A new study suggests the Earth's sixth mass extinction could be as close as three centuries away.
The study, from a group of researchers at the University of California at Berkeley, University of Sao Paulo and Duke University, says if the rate of extinction continues, all of Earth's creatures will be no more. In 540 million years, the scientists say three-quarters of all animal species have gone extinct five separate times.
If you look only at the critically endangered mammals -- those where the risk of extinction is at least 50 percent within three of their generations -- and assume that their time will run out, and they will be extinct in 1,000 years, that puts us clearly outside any range of normal, and tells us that we are moving into the mass extinction realm, said Anthony D. Barnosky, UC Berkeley professor of integrative biology, in a statement.

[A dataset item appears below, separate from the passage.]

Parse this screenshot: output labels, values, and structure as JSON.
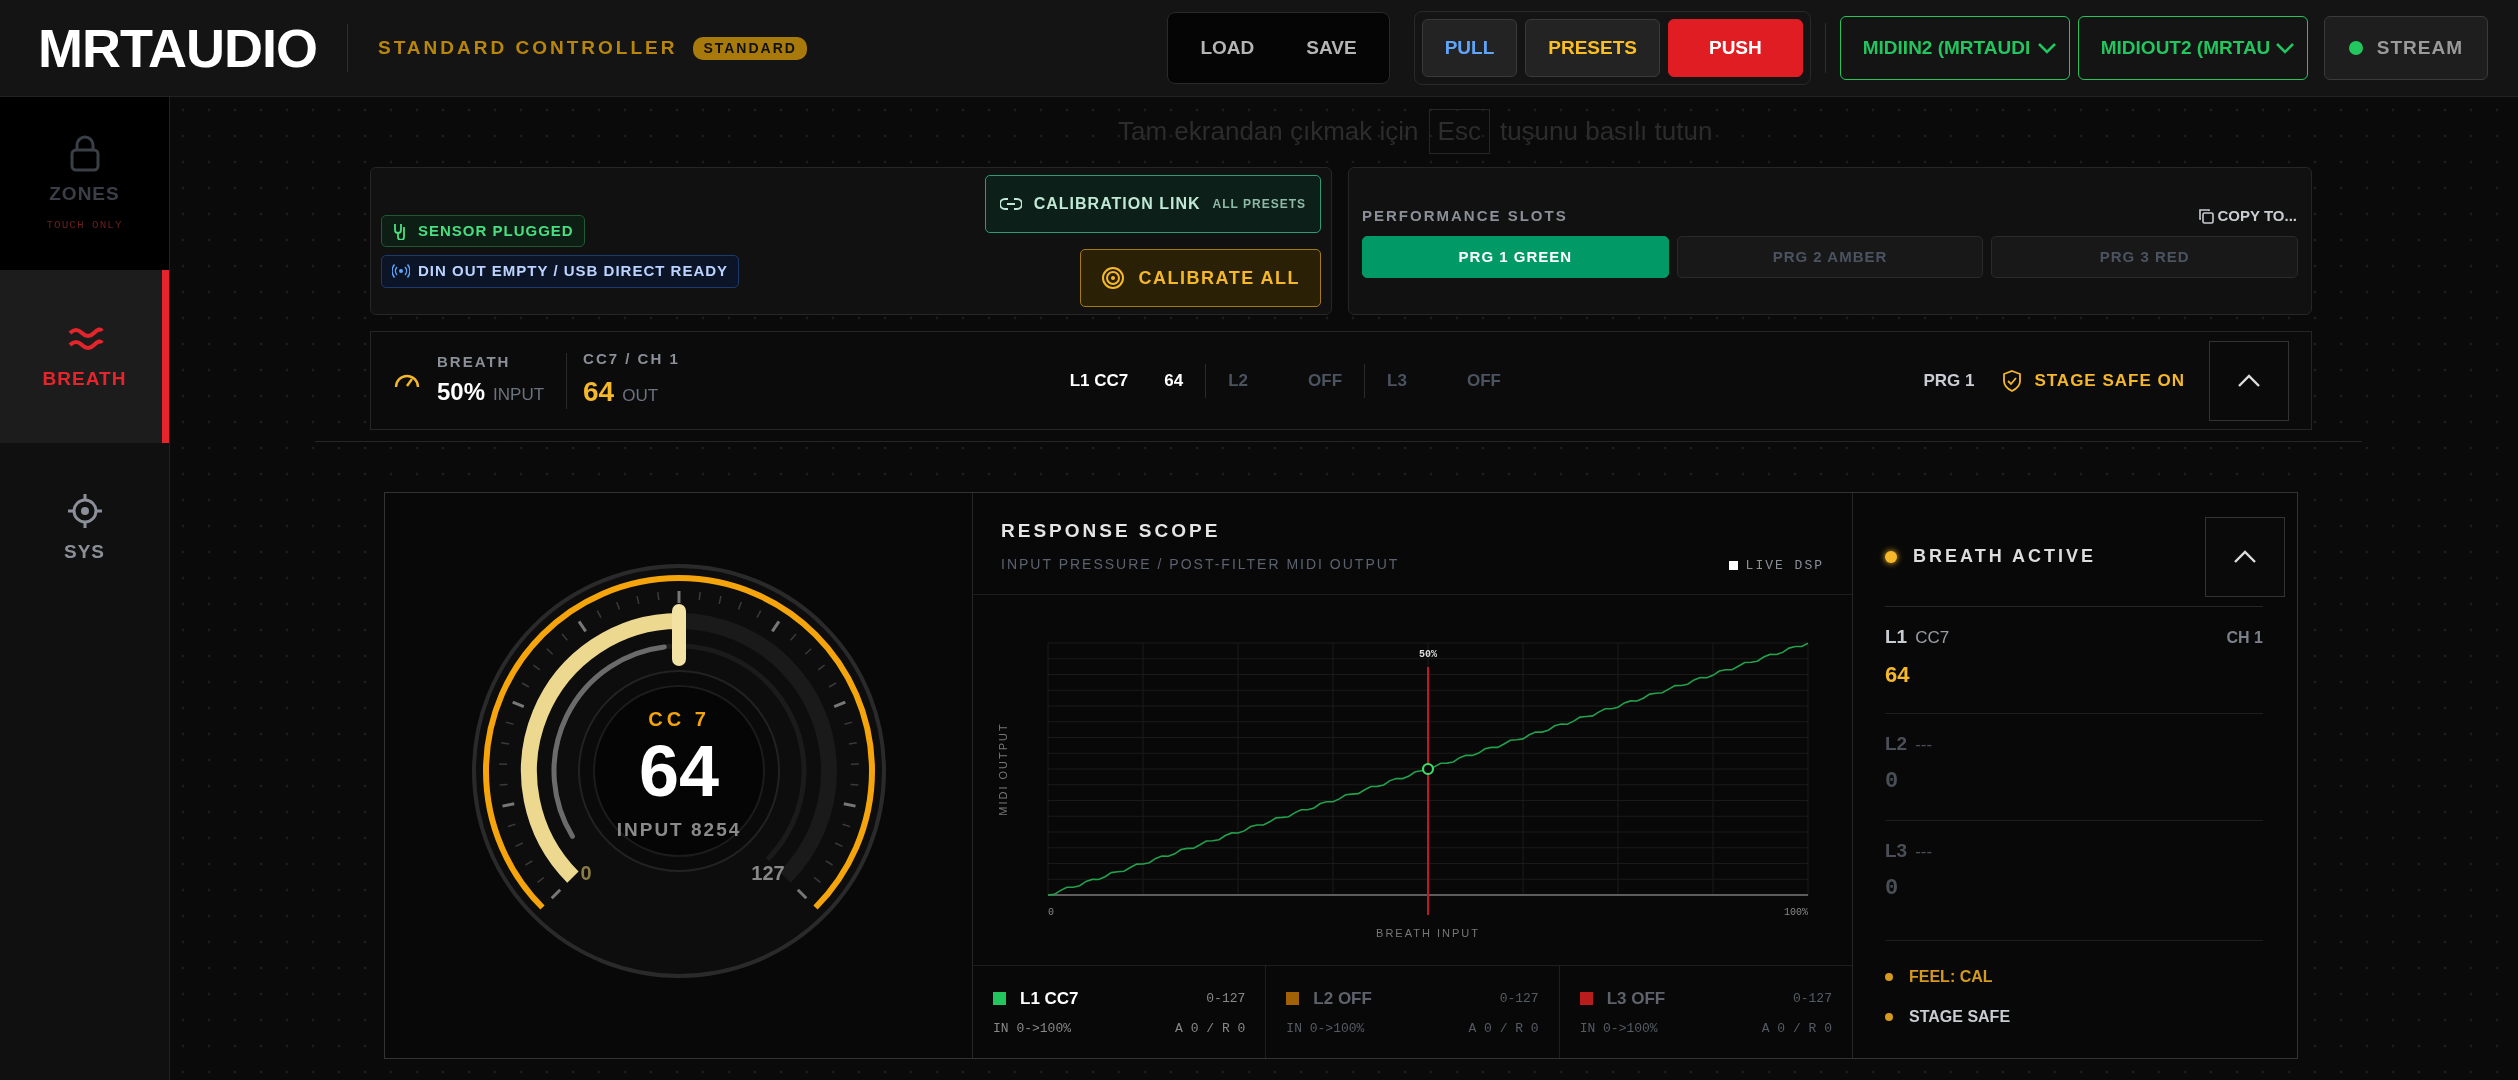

Barnosky is a curator in the Museum of Paleontology and a research paleontologist in the Museum of Vertebrate Zoology. He was the lead author on the study, which will be published in the March 3 issue of the journal Nature.
According to Barnosky, if the animals which are listed under critically endangered, endangered and vulnerable actually went extinct, and the rate of extinction continued, the sixth mass extinction could occur as soon as three centuries from now.
Still, he says, there is no need to panic. For one, this would involve perfect storm of threats, including habitat fragmentation, invasive species, disease and global warming.
So far, only 1 to 2 percent of all species have gone extinct in the groups we can look at clearly, so by those numbers, it looks like we are not far down the road to extinction. We still have a lot of Earth's biota to save, Barnosky said.
Also, he said it's not too late to save the day. It's very important to devote resources and legislation toward species conservation if we don't want to be the species whose activity caused a mass extinction, he added.
The study derived from a seminar Barnosky had in 2009, where he attempted to directly compare the extinction rates from the past to today. However, he said this was impossible since fossil records were simply too old and imprecise. Instead, the researchers decided to estimate plausible rates for the mass extinctions from the fossil record and then compare these rates to current ones. The study focused on mammals, since they are studied today and well-represented in fossil records.
Using records from the International Union for Conservation of Nature (IUCN), they took a look at threatened species. This is where they determined that if all mammals currently listed as critically endangered, endangered and threatened go extinct, Earth will be in a true mass extinction, regardless of the time period.